June 9: They had come for a quiet holiday in the lap of the Himalayas, but ended up leaving the hill stations packed like sardines inside buses and trucks following the Gorkha Janmukti Morcha’s abrupt decision to call an indefinite shutdown from tomorrow.

Tourists in Darjeeling, Kalimpong and even Gangtok had to cut short their trips and go back to the plains today. Some had to travel on the roof of buses packed far beyond their capacity.

The day, however, had begun on a positive note, as the Morcha’s 24-hour strike had been silent about tourists. Although most tourist spots, like the botanical garden, were closed, the toy train plied as usual and there was no prohibition on vehicles.

All that changed after a Morcha announcement at Darjeeling’s Chowkbazar around 1pm.

“We have no enmity with tourists, but since we are starting a greater agitation, we request all of you to leave as early as possible,” Ishamani Pakhrin, the office-secretary of the Morcha, announced in Bengali at the busy crossing.

The announcement led to chaos. “I do not know what to do because I was planning to leave Darjeeling on June 11,” said Aloke Mukherjee from Calcutta as he frantically searched for a vehicle to take him to Siliguri.

Mukherjee, however, was lucky as he managed to book a vehicle soon. Jogesh Kumar from Chattishgarh had to roam around Darjeeling town for more than an hour and finally paid Rs 3,000 — more than double the usual fair — for a car to Siliguri.

“This is not fair to tourists who come from far away places. They should have at least given us one full day to leave,” Kumar said.

A scramble for vehicles ensued at Darjeeling Motor Stand in the evening. To make matters worse, most of the taxis from Siliguri had decided not to come to the hills today because of the possibility of trouble.

The president of the Darjeeling Gorkha Hotel Owners’ Association, Sangay Tshering, said they were trying their best to get taxis for the tourists. “There must be around 10,000 tourists across the hills right now,” he said.

In the evening, a number of buses took the tourists down to the plains but even they seemed inadequate with people forced to perch on the roof. Around 6pm, five trucks were seen moving towards Siliguri loaded with tourists. “We are being charged Rs 120 per head,” a tourist shouted back when asked about the rate.

In Kalimpong, hotels were busy arranging transport to ferry their guests to Siliguri. By evening, most tourists had left town, while the remaining few will be leaving early tomorrow morning. Vehicles will be allowed to ply till 6am.

School authorities in Kalimpong worried as most of the institutions are scheduled to reopen after the summer holidays on June 12, with outstation students expected to return in the next couple of days. “I really don’t know what to do because our students are scheduled to arrive tomorrow,” said a school official on condition of anonymity.

Sikkim, too, has asked tourists to leave the state by this evening or early tomorrow because the Morcha will close down NH31A. “Tourists have been requested to cut short their stay for their own convenience,” said the district collector of East Sikkim, Vishal Chauhan.

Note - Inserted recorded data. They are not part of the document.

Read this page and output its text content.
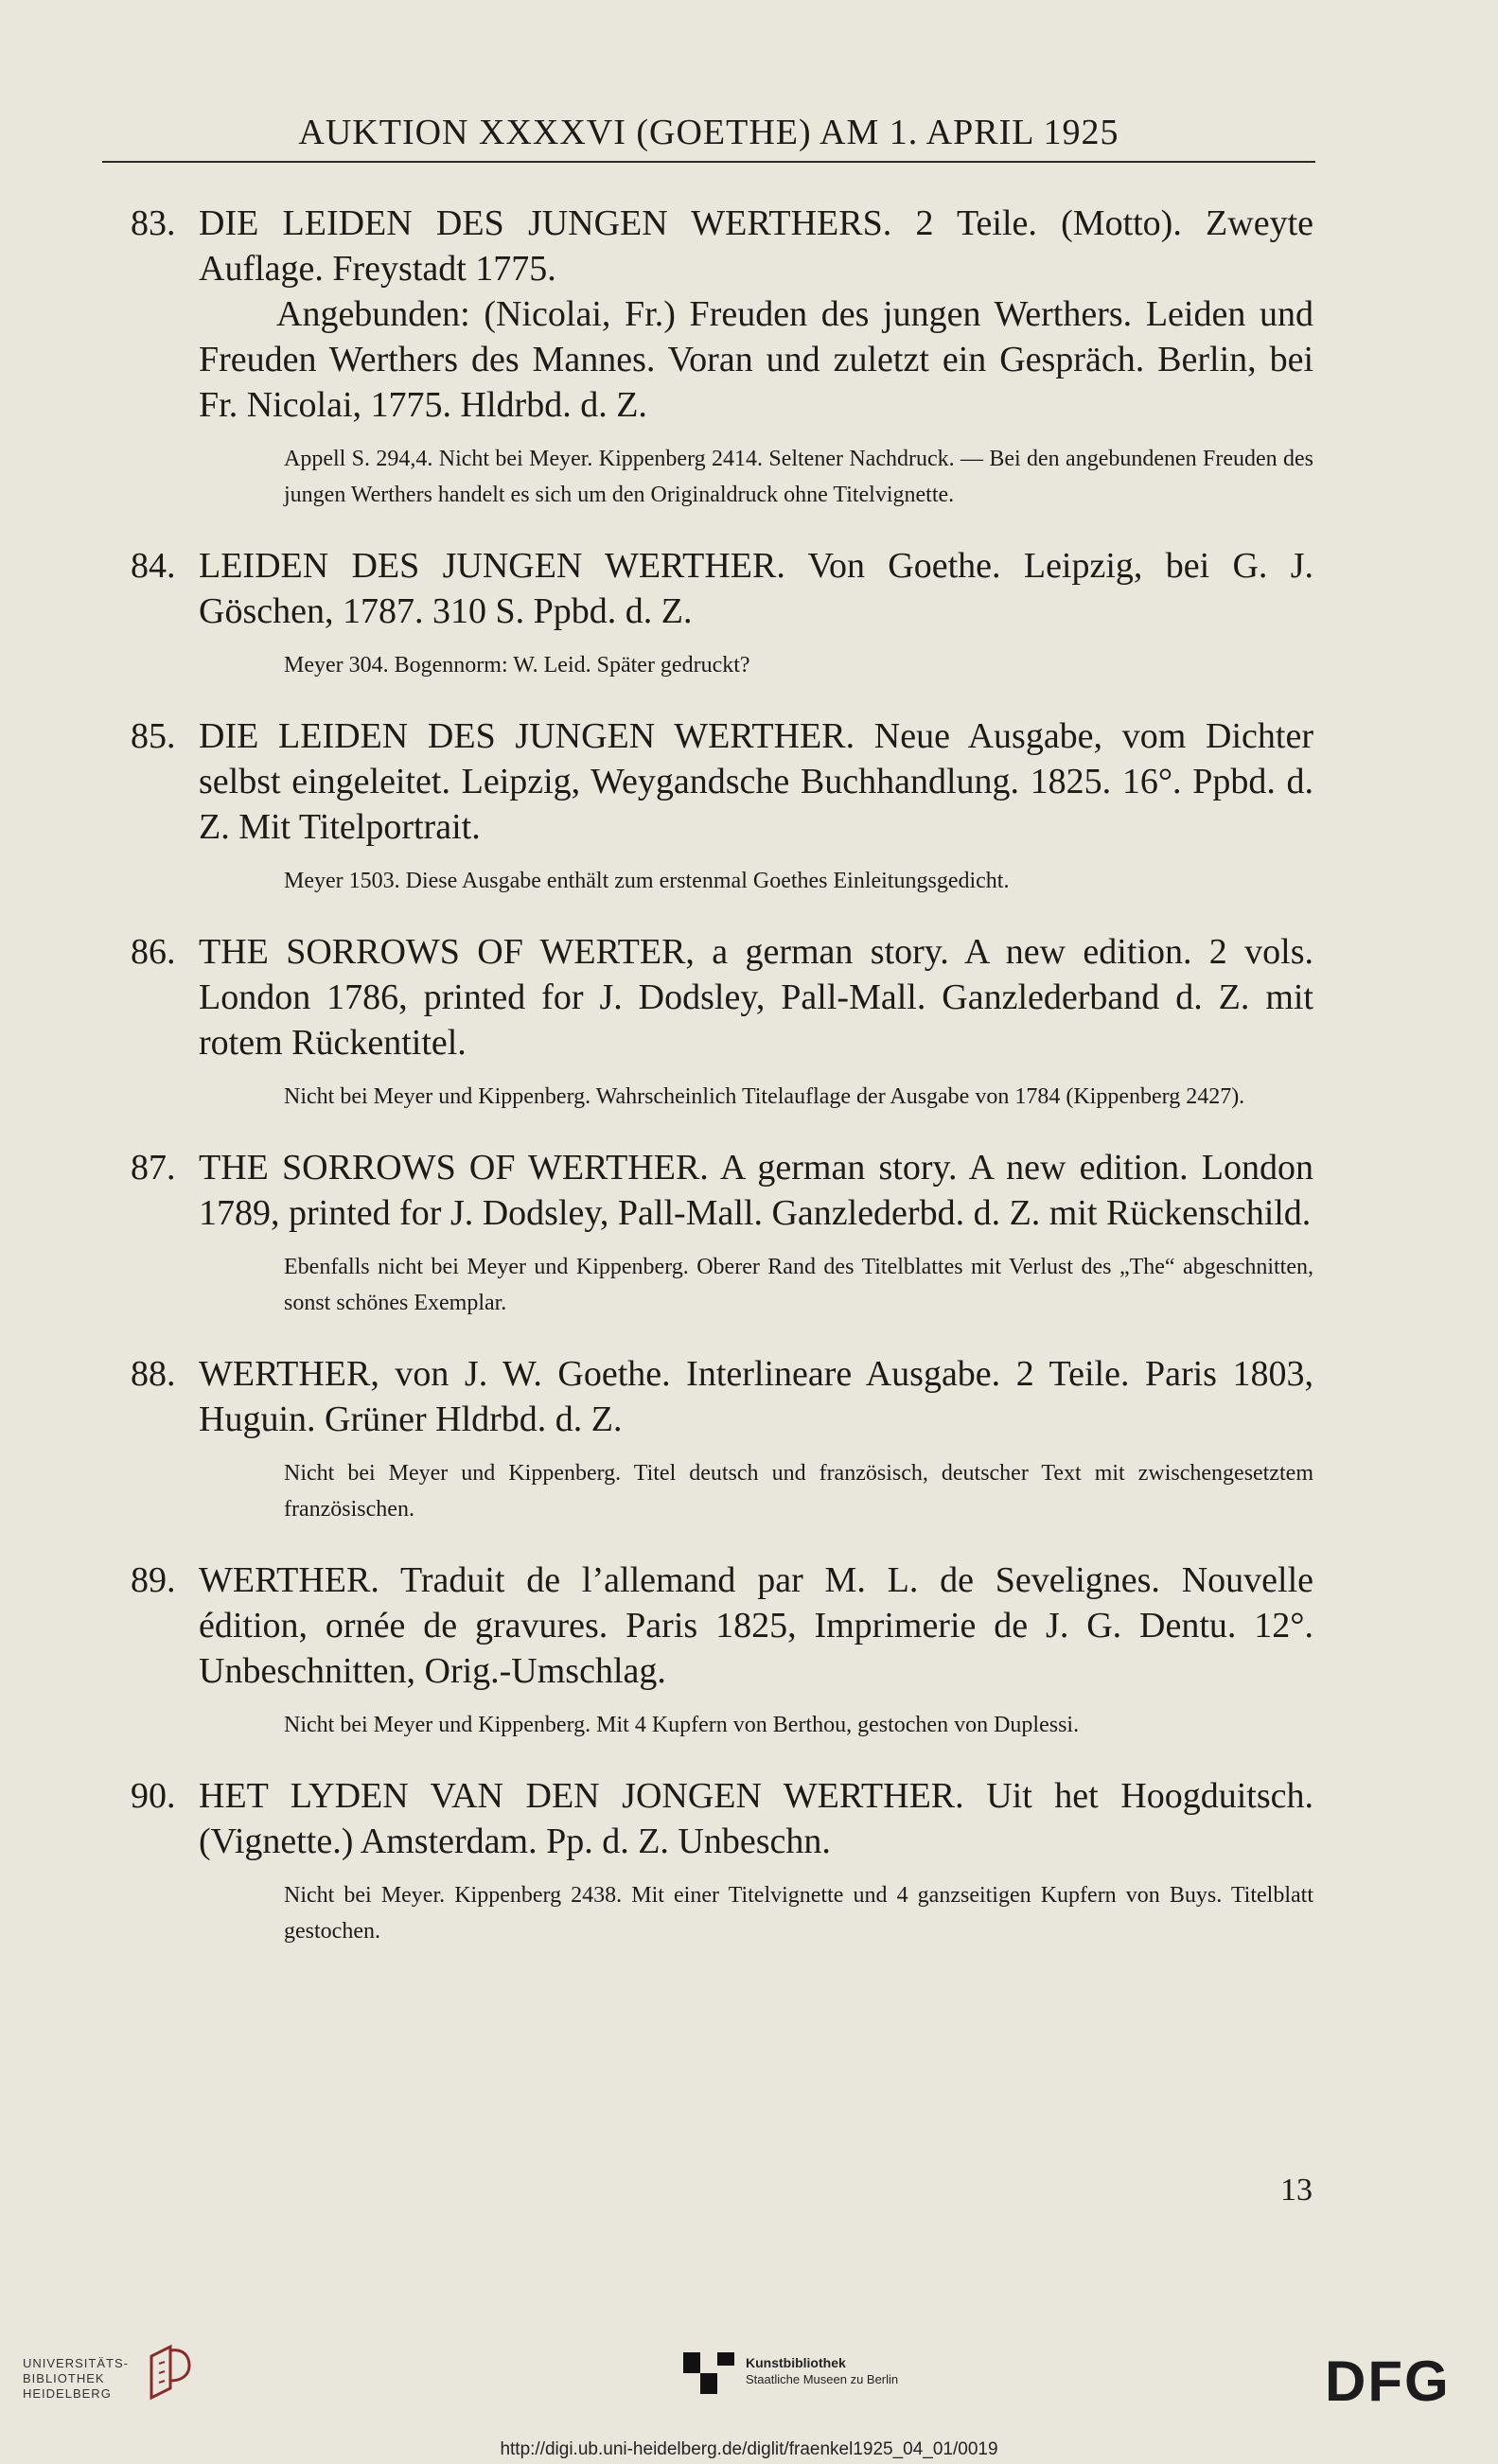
AUKTION XXXXVI (GOETHE) AM 1. APRIL 1925
83. DIE LEIDEN DES JUNGEN WERTHERS. 2 Teile. (Motto). Zweyte Auflage. Freystadt 1775.

Angebunden: (Nicolai, Fr.) Freuden des jungen Werthers. Leiden und Freuden Werthers des Mannes. Voran und zuletzt ein Gespräch. Berlin, bei Fr. Nicolai, 1775. Hldrbd. d. Z.

Appell S. 294,4. Nicht bei Meyer. Kippenberg 2414. Seltener Nachdruck. — Bei den angebundenen Freuden des jungen Werthers handelt es sich um den Originaldruck ohne Titelvignette.

84. LEIDEN DES JUNGEN WERTHER. Von Goethe. Leipzig, bei G. J. Göschen, 1787. 310 S. Ppbd. d. Z.

Meyer 304. Bogennorm: W. Leid. Später gedruckt?

85. DIE LEIDEN DES JUNGEN WERTHER. Neue Ausgabe, vom Dichter selbst eingeleitet. Leipzig, Weygandsche Buchhandlung. 1825. 16°. Ppbd. d. Z. Mit Titelportrait.

Meyer 1503. Diese Ausgabe enthält zum erstenmal Goethes Einleitungsgedicht.

86. THE SORROWS OF WERTER, a german story. A new edition. 2 vols. London 1786, printed for J. Dodsley, Pall-Mall. Ganzlederband d. Z. mit rotem Rückentitel.

Nicht bei Meyer und Kippenberg. Wahrscheinlich Titelauflage der Ausgabe von 1784 (Kippenberg 2427).

87. THE SORROWS OF WERTHER. A german story. A new edition. London 1789, printed for J. Dodsley, Pall-Mall. Ganzlederbd. d. Z. mit Rückenschild.

Ebenfalls nicht bei Meyer und Kippenberg. Oberer Rand des Titelblattes mit Verlust des „The“ abgeschnitten, sonst schönes Exemplar.

88. WERTHER, von J. W. Goethe. Interlineare Ausgabe. 2 Teile. Paris 1803, Huguin. Grüner Hldrbd. d. Z.

Nicht bei Meyer und Kippenberg. Titel deutsch und französisch, deutscher Text mit zwischengesetztem französischen.

89. WERTHER. Traduit de l’allemand par M. L. de Sevelignes. Nouvelle édition, ornée de gravures. Paris 1825, Imprimerie de J. G. Dentu. 12°. Unbeschnitten, Orig.-Umschlag.

Nicht bei Meyer und Kippenberg. Mit 4 Kupfern von Berthou, gestochen von Duplessi.

90. HET LYDEN VAN DEN JONGEN WERTHER. Uit het Hoogduitsch. (Vignette.) Amsterdam. Pp. d. Z. Unbeschn.

Nicht bei Meyer. Kippenberg 2438. Mit einer Titelvignette und 4 ganzseitigen Kupfern von Buys. Titelblatt gestochen.

13
UNIVERSITÄTS-BIBLIOTHEK HEIDELBERG
Kunstbibliothek
Staatliche Museen zu Berlin	DFG
http://digi.ub.uni-heidelberg.de/diglit/fraenkel1925_04_01/0019
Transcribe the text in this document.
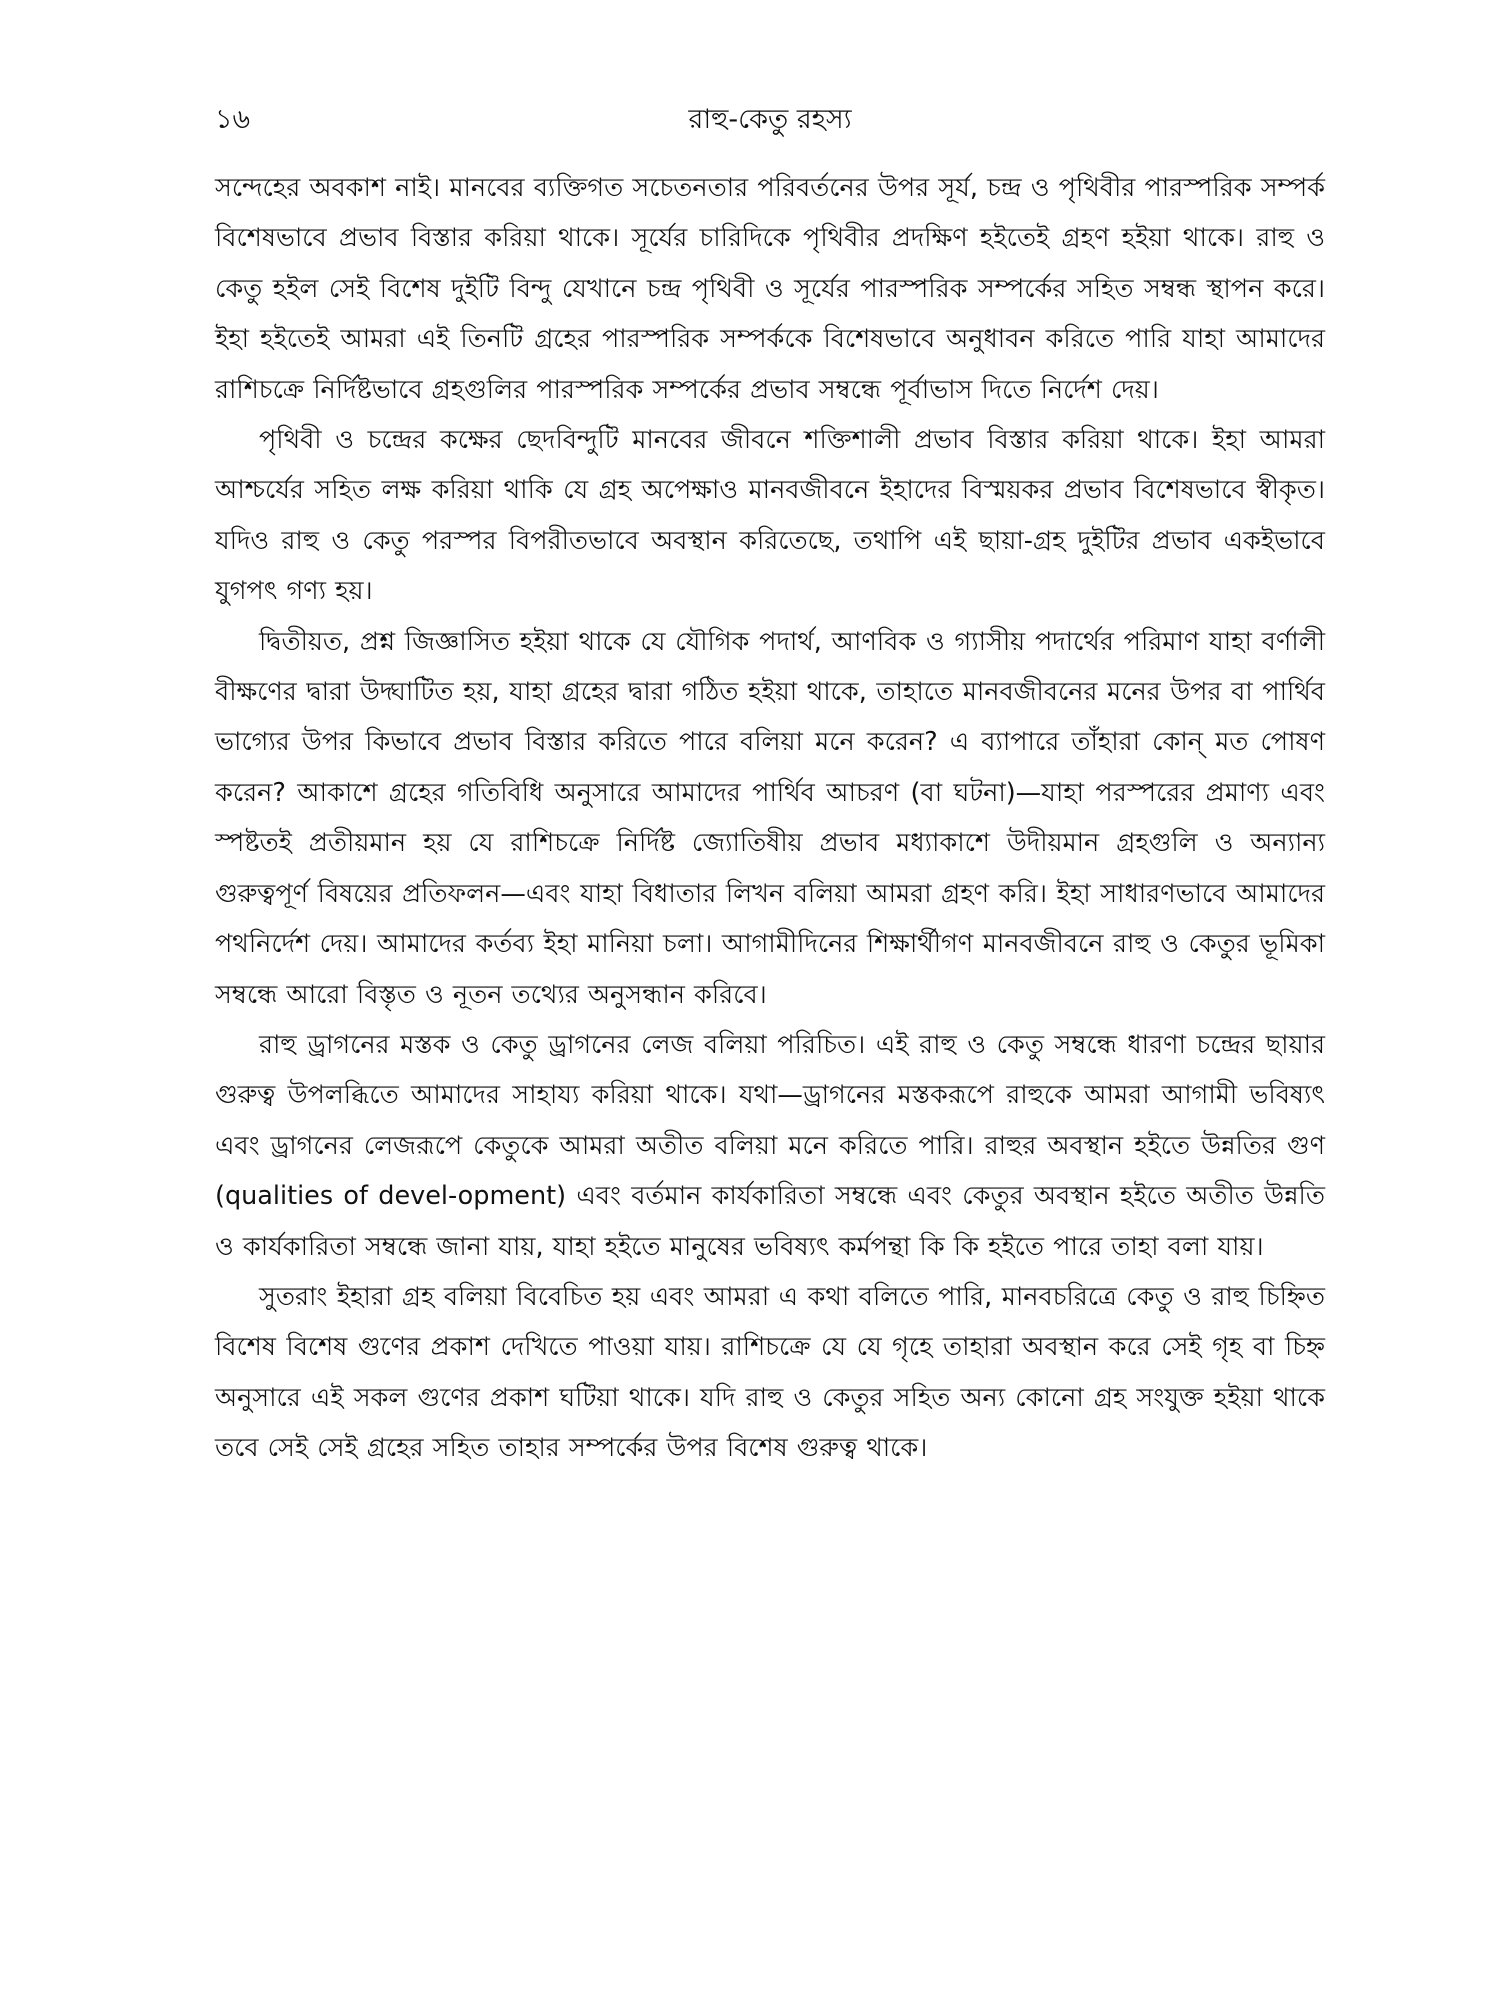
১৬	রাহু-কেতু রহস্য

সন্দেহের অবকাশ নাই। মানবের ব্যক্তিগত সচেতনতার পরিবর্তনের উপর সূর্য, চন্দ্র ও পৃথিবীর পারস্পরিক সম্পর্ক বিশেষভাবে প্রভাব বিস্তার করিয়া থাকে। সূর্যের চারিদিকে পৃথিবীর প্রদক্ষিণ হইতেই গ্রহণ হইয়া থাকে। রাহু ও কেতু হইল সেই বিশেষ দুইটি বিন্দু যেখানে চন্দ্র পৃথিবী ও সূর্যের পারস্পরিক সম্পর্কের সহিত সম্বন্ধ স্থাপন করে। ইহা হইতেই আমরা এই তিনটি গ্রহের পারস্পরিক সম্পর্ককে বিশেষভাবে অনুধাবন করিতে পারি যাহা আমাদের রাশিচক্রে নির্দিষ্টভাবে গ্রহগুলির পারস্পরিক সম্পর্কের প্রভাব সম্বন্ধে পূর্বাভাস দিতে নির্দেশ দেয়।

পৃথিবী ও চন্দ্রের কক্ষের ছেদবিন্দুটি মানবের জীবনে শক্তিশালী প্রভাব বিস্তার করিয়া থাকে। ইহা আমরা আশ্চর্যের সহিত লক্ষ করিয়া থাকি যে গ্রহ অপেক্ষাও মানবজীবনে ইহাদের বিস্ময়কর প্রভাব বিশেষভাবে স্বীকৃত। যদিও রাহু ও কেতু পরস্পর বিপরীতভাবে অবস্থান করিতেছে, তথাপি এই ছায়া-গ্রহ দুইটির প্রভাব একইভাবে যুগপৎ গণ্য হয়।

দ্বিতীয়ত, প্রশ্ন জিজ্ঞাসিত হইয়া থাকে যে যৌগিক পদার্থ, আণবিক ও গ্যাসীয় পদার্থের পরিমাণ যাহা বর্ণালী বীক্ষণের দ্বারা উদ্ঘাটিত হয়, যাহা গ্রহের দ্বারা গঠিত হইয়া থাকে, তাহাতে মানবজীবনের মনের উপর বা পার্থিব ভাগ্যের উপর কিভাবে প্রভাব বিস্তার করিতে পারে বলিয়া মনে করেন? এ ব্যাপারে তাঁহারা কোন্ মত পোষণ করেন? আকাশে গ্রহের গতিবিধি অনুসারে আমাদের পার্থিব আচরণ (বা ঘটনা)—যাহা পরস্পরের প্রমাণ্য এবং স্পষ্টতই প্রতীয়মান হয় যে রাশিচক্রে নির্দিষ্ট জ্যোতিষীয় প্রভাব মধ্যাকাশে উদীয়মান গ্রহগুলি ও অন্যান্য গুরুত্বপূর্ণ বিষয়ের প্রতিফলন—এবং যাহা বিধাতার লিখন বলিয়া আমরা গ্রহণ করি। ইহা সাধারণভাবে আমাদের পথনির্দেশ দেয়। আমাদের কর্তব্য ইহা মানিয়া চলা। আগামীদিনের শিক্ষার্থীগণ মানবজীবনে রাহু ও কেতুর ভূমিকা সম্বন্ধে আরো বিস্তৃত ও নূতন তথ্যের অনুসন্ধান করিবে।

রাহু ড্রাগনের মস্তক ও কেতু ড্রাগনের লেজ বলিয়া পরিচিত। এই রাহু ও কেতু সম্বন্ধে ধারণা চন্দ্রের ছায়ার গুরুত্ব উপলব্ধিতে আমাদের সাহায্য করিয়া থাকে। যথা—ড্রাগনের মস্তকরূপে রাহুকে আমরা আগামী ভবিষ্যৎ এবং ড্রাগনের লেজরূপে কেতুকে আমরা অতীত বলিয়া মনে করিতে পারি। রাহুর অবস্থান হইতে উন্নতির গুণ (qualities of devel-opment) এবং বর্তমান কার্যকারিতা সম্বন্ধে এবং কেতুর অবস্থান হইতে অতীত উন্নতি ও কার্যকারিতা সম্বন্ধে জানা যায়, যাহা হইতে মানুষের ভবিষ্যৎ কর্মপন্থা কি কি হইতে পারে তাহা বলা যায়।

সুতরাং ইহারা গ্রহ বলিয়া বিবেচিত হয় এবং আমরা এ কথা বলিতে পারি, মানবচরিত্রে কেতু ও রাহু চিহ্নিত বিশেষ বিশেষ গুণের প্রকাশ দেখিতে পাওয়া যায়। রাশিচক্রে যে যে গৃহে তাহারা অবস্থান করে সেই গৃহ বা চিহ্ন অনুসারে এই সকল গুণের প্রকাশ ঘটিয়া থাকে। যদি রাহু ও কেতুর সহিত অন্য কোনো গ্রহ সংযুক্ত হইয়া থাকে তবে সেই সেই গ্রহের সহিত তাহার সম্পর্কের উপর বিশেষ গুরুত্ব থাকে।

In Calcutta, Bengal home secretary Asok Mohan Chakrabarti expressed concern over the Morcha’s diktat. “The Morcha is doing nobody any good. This is the first time they have told tourists to get out of the hills. We have to do everything to ensure their safe transit,” Chakrabarti said at the Writers’ Buildings today.

“I shudder to think that the tourists include many women and children,” he added.

1 comments:

concerneddjite said...

wonder why nobody from the hills is making any comments or fuss about the morcha asking tourists to leave Darjeeling when they themselves made such a hue and cry when the west bengal urban development minister, mr. ashok bhattacharya advised tourists not to go to darjeeling?The unexpected popular support to the gjmm has raised critically important debates about the legitimacy of threats violence for political transformation that both resonate and have vita1 1essons for us.

Many interpret movement to remove shi subash ghissing from the dghc to be the triumph of non-violent public protest as he was ultimately removed from office without any blood being shed. Others argue that the mass support of the gjmm was based on foundations of their prior mobilisation around what was unarguably a mobilization of underlying threats of violence and at time violence itself. The apparent mass support of the gjmm is interpreted by their supporters as an endorsement of the ideology and strategies of the "non-violence". There is appropriate anger followed by a huge outcry a huge outcry when the hon'ble minister advised tourists to give darjeeling a miss this season and when the gjmm themselves say so there is a curiously deafening silence. Such a position is just not ethically tenable, as past experience reflects and we are going the same way as the Maoists in Nepal and other areas of India when human rights activists express anger at state repressions but are silent when the same is perpetrated by the maoists. It is time that right thinking people come together with an aim to bring an end to decades of suppression of the common man in Darjeeling, and abhor such acts by consistently applying the same democratic and moral principles in evaluating acts of threats and violence by the state and by revolutionary parties alike. The rest of the nation is watching on how we as a society handle and come out of this crisis and still maintain and preserve the heritage of darjeeling as once for which it was known for.